In the 2008 Internet Advertising report, performance advertising accounted for as much as 57 percent of the total spend -- up from 51 percent a year ago. This growth has come at the expense of display advertising which fell to 35 percent -- down from 45 percent in 2007. Looking for higher returns, advertisers are increasingly investing their marketing dollars against cost-per-click (CPC) and, even higher up the ROI ladder, cost-per-lead (CPL) pricing models.
But is performance marketing for everyone?
Can it be used by both brand and direct response marketers? Can it be used across all industry sectors?
Yes. Yes. And yes.
Performance marketing for branding
Brand marketers can leverage performance marketing by using a two-step approach.
In the first step, collect the basic contact information of consumers who have shown an interest in your brand. To accomplish this, use search ads that direct users to a landing page. User information can also be captured through CPL advertisements that capture user information on the publisher site itself and send it to the advertiser on the back-end.
Once you have the consumer contact information (also called a lead), you can engage the consumer through a variety of interactive venues. Email newsletters, social networking sites, Twitter forums, and innovative widgets let you communicate with interested consumers in customized, relevant, and meaningful ways, while being able to stay in control of the branding message.
The move from a "broadcast" approach to an engagement-oriented one is a fundamental shift in online marketing. In their report, Marketing's Key new Metric: Engagement, analyst firm Forrester stressed the importance for marketers to rethink their strategies. The report states, "The marketing funnel is a broken metaphor that overlooks the complexity social media introduces into the buying process...marketers need a new approach."
We have seen several examples of marketers using the engagement approach in recent months in meaningful and relevant ways -- the Obama 2008 Presidential Campaign, the Kimberly-Clark campaign for Huggies, the JetBlue Twitter Forum, and The Mercedes Benz community site are just a few examples.
In addition, there is a positive impact on branding metrics on the campaign front-end also.
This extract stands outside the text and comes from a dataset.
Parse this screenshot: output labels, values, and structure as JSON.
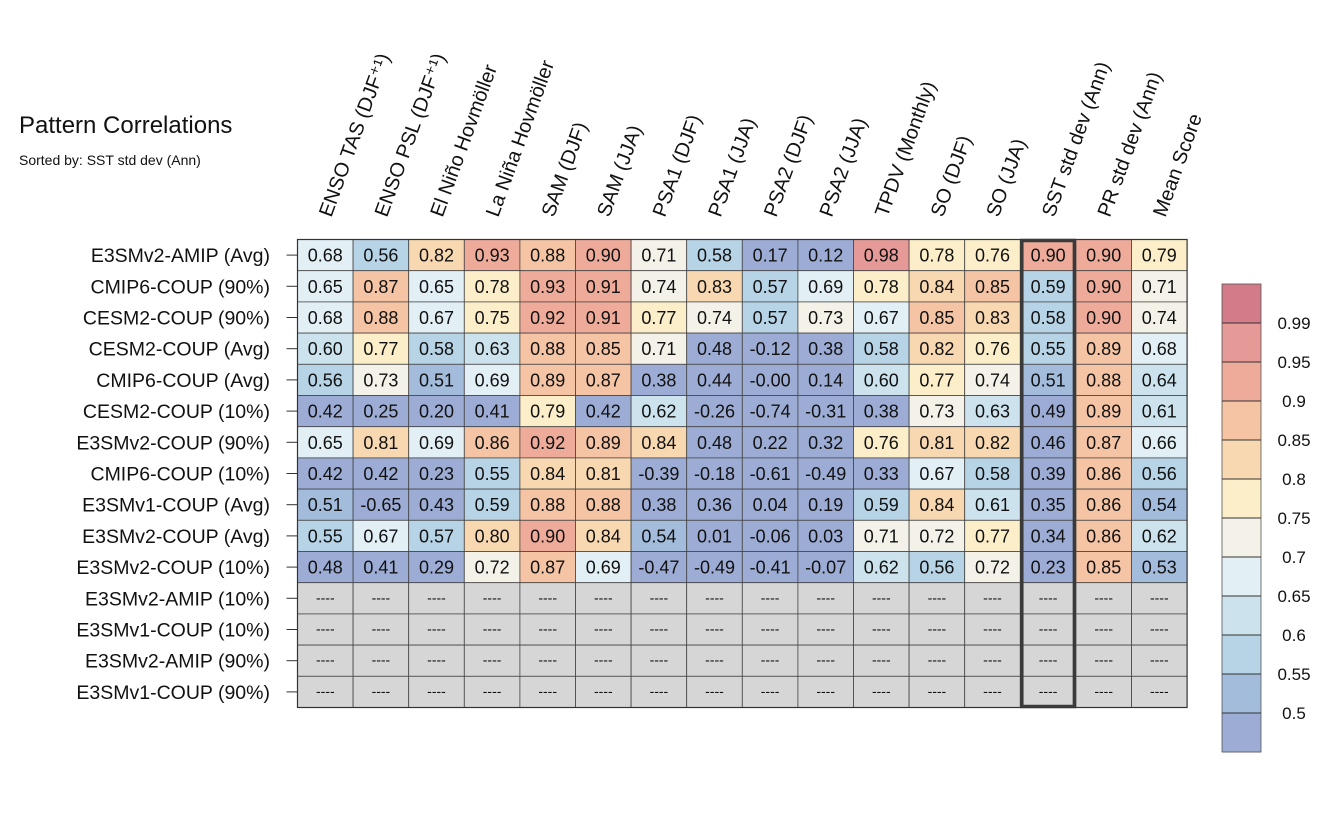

As can be seen in the ads for Kimberly-Clark, Gold's Gym, and Graco Nation, CPL advertisements let advertisers incorporate graphical elements in the creative. Even plain-text search advertisements have been found to influence branding metrics positively. A 2007 comScore study found that searchers for CPG products were not only far more likely to be engaged with the brand, but also more likely to make offline purchases.
This of course, brings us to the question, does performance advertising work only for brands with a more engaged user base (such as a diaper company marketing to online moms)? Or is it applicable to marketers across all industry sectors?
Performance branding across all industry sectors
Let's look at the example of the luxury marketer -- say Ritz Carlton or Audi. It is important that in addition to targeting the rich and the affluent, their advertising also reach the 20-something young professional who is likely to be a future buyer. In such cases, admittedly, search advertising does not work optimally, as the young professional might not be actively searching for an Audi.
However, you can still use cost-per-lead advertising to reach these 20-something professionals by placing ads on websites that have a high composition of this demographic. The brand still receives the branding benefits of CPM advertising -- but you only have to pay when someone actually signs up for their offer.
In tough economic times, brand marketers are under increased pressure to generate increased returns from their marketing dollars. By using high ROI CPC and CPL advertising, you can acquire interested consumers. Once they have done this, you can continue the branding effort through interactive venues such as email, Twitter, and social networking sites.
The good news is that performance advertising is for everyone.
Zephrin Lasker is co-founder and CEO of Pontiflex.